« Les guerriers sans nom » de Jean-Christophe Notin



 
Pourquoi s’engage-t-on ? Cette question est la première que Jean-Christophe Notin a posée à ces « Guerriers sans nom ». Comme naguère, il l’avait formulée à d’autres combattants, bien plus âgés, décorés de la croix de la Libération pour leur engagement durant la Seconde Guerre mondiale. Cet ouvrage publié par les éditions Tallandier est le quatrième d’une série d’entretiens. Ce furent auparavant les clandestins de la DGSE, les Compagnons de la Libération donc, les ambassadeurs étrangers en poste à Paris. Construit avec 28 officiers généraux, officiers et sous-officiers servant ou ayant servi dans les forces spéciales (FS) cet ouvrage est un « livre de bibliothèque » pour reprendre la formule utilisée au XIXe siècle par Flaubert pour parler d’un écrit qui compte. Et c’est même une gageure pour un livre construit sur des interviews. Mais la liberté de ton des acteurs crée immédiatement une proximité avec les opérateurs. Il y a toutefois un autre élixir. Qui va au-delà des séquences incontournables concernant l’engagement (le souhait d’en être), de la sélection, de l’entrainement, des missions, de l’organisation du Commandement des opérations spéciales (COS). Et qui a pour nom : l’intimité. Les invités de J.C. Notin n’éludent pas cette intériorité. Ils ont beau être des guerriers sans nom, des orfèvres de l’ellipse (avec leur famille et leurs proches) des adeptes d’une langue solitaire, pleine de rétractions de phrases, de tournures frugales pour des raisons de sécurité, ce sont avant tout des hommes. Qui doivent affronter ces minutes de séparation mélancolique avec une épouse, une compagne, les enfants lorsque l’heure de la mission sonne. Connaissant fort bien l’inséparable souci que ce départ provoque chez ceux qui restent. Qui sont confrontés à l’épaisseur de la réalité, la peur, la crainte de la blessure, de la mort qu’ils donnent ou peuvent recevoir. L’adresse du général Patton à ses hommes, évoquée dans l’ouvrage, définit l’équation : « Vous n’êtes pas là pour donner votre vie pour votre pays mais pour que le gars d’en face le fasse pour le sien ! »

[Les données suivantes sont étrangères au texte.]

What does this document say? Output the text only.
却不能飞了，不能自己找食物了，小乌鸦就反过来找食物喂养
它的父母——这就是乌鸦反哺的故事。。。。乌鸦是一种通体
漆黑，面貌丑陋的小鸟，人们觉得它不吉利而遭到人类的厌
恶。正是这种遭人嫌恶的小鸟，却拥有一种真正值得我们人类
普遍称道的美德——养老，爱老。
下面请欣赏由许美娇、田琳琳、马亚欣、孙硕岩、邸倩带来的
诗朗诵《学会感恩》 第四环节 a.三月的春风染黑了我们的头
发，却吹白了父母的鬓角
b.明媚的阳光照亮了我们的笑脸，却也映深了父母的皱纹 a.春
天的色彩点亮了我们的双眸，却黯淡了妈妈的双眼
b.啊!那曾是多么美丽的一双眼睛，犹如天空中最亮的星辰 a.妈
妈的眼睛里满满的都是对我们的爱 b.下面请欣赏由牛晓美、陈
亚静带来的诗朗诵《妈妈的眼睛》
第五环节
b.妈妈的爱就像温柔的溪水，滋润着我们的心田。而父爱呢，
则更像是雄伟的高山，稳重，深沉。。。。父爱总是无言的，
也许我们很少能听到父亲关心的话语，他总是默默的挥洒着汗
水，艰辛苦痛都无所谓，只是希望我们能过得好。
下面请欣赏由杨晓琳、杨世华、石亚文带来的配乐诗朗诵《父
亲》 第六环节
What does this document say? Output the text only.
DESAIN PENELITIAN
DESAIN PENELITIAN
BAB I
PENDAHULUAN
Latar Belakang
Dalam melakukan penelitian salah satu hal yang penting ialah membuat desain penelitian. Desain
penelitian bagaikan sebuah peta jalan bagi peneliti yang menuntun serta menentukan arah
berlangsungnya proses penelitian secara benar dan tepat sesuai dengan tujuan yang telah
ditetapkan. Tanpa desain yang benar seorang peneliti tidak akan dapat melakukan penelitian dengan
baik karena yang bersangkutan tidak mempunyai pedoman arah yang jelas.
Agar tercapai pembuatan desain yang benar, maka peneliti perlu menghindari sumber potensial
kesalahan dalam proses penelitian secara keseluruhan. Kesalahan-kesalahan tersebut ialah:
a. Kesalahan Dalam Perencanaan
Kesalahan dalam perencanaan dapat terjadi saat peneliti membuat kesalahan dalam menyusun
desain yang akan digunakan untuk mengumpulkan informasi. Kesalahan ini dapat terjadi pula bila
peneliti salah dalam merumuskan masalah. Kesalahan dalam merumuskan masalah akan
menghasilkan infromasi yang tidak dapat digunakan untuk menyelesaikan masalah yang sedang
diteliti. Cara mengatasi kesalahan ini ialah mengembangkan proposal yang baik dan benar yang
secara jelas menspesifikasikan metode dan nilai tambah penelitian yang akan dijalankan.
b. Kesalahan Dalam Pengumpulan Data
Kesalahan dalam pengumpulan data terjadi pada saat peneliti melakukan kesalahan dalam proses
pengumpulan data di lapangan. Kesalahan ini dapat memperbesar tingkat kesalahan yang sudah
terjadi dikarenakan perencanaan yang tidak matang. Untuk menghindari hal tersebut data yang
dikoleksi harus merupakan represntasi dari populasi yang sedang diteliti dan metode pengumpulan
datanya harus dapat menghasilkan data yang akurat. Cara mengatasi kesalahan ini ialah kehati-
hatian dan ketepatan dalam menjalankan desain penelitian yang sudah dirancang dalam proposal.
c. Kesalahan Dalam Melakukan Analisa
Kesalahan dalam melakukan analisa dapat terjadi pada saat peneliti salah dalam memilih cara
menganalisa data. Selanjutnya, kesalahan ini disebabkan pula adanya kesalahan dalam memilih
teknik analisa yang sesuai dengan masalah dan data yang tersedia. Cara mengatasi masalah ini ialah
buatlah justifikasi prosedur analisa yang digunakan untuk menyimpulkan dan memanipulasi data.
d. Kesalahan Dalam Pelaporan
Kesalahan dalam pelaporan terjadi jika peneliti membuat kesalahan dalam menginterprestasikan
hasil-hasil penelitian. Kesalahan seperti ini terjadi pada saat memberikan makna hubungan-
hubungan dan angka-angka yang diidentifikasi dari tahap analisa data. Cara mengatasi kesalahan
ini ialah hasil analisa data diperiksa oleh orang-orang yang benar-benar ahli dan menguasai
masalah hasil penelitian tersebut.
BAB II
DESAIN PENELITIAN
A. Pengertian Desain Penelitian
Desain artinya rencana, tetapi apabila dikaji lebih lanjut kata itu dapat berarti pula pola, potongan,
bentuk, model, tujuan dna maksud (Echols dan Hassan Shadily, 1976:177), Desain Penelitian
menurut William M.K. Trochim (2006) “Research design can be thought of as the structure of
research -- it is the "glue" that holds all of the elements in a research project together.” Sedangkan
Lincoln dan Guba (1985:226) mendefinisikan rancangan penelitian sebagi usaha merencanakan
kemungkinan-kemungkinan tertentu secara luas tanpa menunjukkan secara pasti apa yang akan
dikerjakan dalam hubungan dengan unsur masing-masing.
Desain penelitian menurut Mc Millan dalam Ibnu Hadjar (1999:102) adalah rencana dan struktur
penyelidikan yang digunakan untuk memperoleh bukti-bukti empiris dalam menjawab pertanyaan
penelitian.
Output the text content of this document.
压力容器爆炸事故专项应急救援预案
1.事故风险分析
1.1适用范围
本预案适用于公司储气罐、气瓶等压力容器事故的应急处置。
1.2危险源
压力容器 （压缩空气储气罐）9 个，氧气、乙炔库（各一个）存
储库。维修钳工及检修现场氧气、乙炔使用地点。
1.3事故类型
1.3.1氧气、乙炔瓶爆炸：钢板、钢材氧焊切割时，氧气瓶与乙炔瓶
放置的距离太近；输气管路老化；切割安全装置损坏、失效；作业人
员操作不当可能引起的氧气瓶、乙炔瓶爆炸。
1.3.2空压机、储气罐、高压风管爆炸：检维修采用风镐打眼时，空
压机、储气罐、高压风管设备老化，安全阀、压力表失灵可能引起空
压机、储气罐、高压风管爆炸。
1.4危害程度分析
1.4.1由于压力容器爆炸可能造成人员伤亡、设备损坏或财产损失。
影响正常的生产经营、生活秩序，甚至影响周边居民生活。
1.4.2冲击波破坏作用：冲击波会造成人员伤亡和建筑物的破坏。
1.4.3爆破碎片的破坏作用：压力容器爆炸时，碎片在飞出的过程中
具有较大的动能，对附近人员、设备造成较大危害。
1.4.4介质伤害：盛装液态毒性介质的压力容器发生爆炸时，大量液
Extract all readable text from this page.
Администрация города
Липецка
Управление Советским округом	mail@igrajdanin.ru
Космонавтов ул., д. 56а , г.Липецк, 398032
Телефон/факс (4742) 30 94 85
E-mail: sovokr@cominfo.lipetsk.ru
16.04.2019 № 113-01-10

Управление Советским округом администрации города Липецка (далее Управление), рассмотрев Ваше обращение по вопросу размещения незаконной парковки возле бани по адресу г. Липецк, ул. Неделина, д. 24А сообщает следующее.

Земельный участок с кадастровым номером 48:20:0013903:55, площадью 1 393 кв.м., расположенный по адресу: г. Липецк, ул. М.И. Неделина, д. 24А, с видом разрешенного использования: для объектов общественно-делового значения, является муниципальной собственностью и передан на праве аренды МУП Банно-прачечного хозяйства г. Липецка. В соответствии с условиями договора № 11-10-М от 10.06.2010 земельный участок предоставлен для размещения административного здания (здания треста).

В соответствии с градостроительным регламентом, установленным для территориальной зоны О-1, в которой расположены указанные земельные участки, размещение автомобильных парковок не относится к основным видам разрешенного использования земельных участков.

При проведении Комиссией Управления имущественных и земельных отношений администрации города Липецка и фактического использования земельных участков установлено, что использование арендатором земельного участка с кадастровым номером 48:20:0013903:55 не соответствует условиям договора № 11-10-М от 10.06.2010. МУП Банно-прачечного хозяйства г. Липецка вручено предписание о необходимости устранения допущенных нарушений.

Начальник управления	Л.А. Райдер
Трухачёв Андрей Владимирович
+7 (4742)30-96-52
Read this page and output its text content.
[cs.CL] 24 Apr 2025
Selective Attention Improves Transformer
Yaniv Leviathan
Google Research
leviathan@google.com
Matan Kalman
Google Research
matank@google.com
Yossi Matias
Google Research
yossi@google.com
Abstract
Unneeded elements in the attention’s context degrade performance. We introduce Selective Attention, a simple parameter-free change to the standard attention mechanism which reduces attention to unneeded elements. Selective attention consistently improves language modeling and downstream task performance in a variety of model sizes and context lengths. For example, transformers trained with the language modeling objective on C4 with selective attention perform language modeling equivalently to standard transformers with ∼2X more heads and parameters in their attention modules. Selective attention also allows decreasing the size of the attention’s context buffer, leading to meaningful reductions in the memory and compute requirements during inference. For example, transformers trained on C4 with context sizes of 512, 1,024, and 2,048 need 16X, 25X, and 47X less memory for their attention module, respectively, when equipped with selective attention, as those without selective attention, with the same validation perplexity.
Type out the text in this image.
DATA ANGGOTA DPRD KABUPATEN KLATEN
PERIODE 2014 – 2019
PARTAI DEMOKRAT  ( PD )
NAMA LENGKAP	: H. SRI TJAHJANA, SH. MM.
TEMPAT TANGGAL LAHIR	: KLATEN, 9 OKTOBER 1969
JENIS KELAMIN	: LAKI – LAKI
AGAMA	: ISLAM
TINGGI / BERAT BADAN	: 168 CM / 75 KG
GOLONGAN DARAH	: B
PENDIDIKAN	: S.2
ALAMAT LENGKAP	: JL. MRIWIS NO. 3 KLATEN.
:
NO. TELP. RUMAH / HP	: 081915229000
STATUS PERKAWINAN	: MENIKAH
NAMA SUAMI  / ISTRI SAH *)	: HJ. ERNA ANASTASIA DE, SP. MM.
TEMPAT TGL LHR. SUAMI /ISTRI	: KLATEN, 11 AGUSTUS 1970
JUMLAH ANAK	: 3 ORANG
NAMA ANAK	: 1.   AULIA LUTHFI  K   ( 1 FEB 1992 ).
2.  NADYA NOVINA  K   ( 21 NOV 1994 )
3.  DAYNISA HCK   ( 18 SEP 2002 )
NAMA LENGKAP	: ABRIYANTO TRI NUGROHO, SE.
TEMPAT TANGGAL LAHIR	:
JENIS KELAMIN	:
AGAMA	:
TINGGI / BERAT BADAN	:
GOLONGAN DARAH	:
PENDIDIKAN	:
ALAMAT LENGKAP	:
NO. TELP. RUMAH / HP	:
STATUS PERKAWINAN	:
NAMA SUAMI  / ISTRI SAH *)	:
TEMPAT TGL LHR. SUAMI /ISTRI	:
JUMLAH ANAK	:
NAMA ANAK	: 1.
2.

Cette intimité fait le livre. Jean-Christophe Notin a ainsi su également entrer avec beaucoup de respect et de retenue dans la proximité de Florence de Pierrepont et Léa Bertoncello, dont les conjoints, commandos Marine, ont été tués en mission, il y a quasiment deux ans, dans la nuit du 9 au 10 mai 2019.
L’auteur a mis dans ces 375 pages de la lumière sur l’occulte. L’interview est l’une des techniques les plus difficiles. Sa maîtrise ne s’acquiert que grâce à la confiance. Qui se construit au fils du temps. Poser des questions ouvertes à des représentants d’un milieu fermé en n’obtenant pas la langue de bois est aussi une mission délicate. Au fond, à partir d’un banal adverbe interrogatif, « pourquoi », on parvient à construire un livre percutant.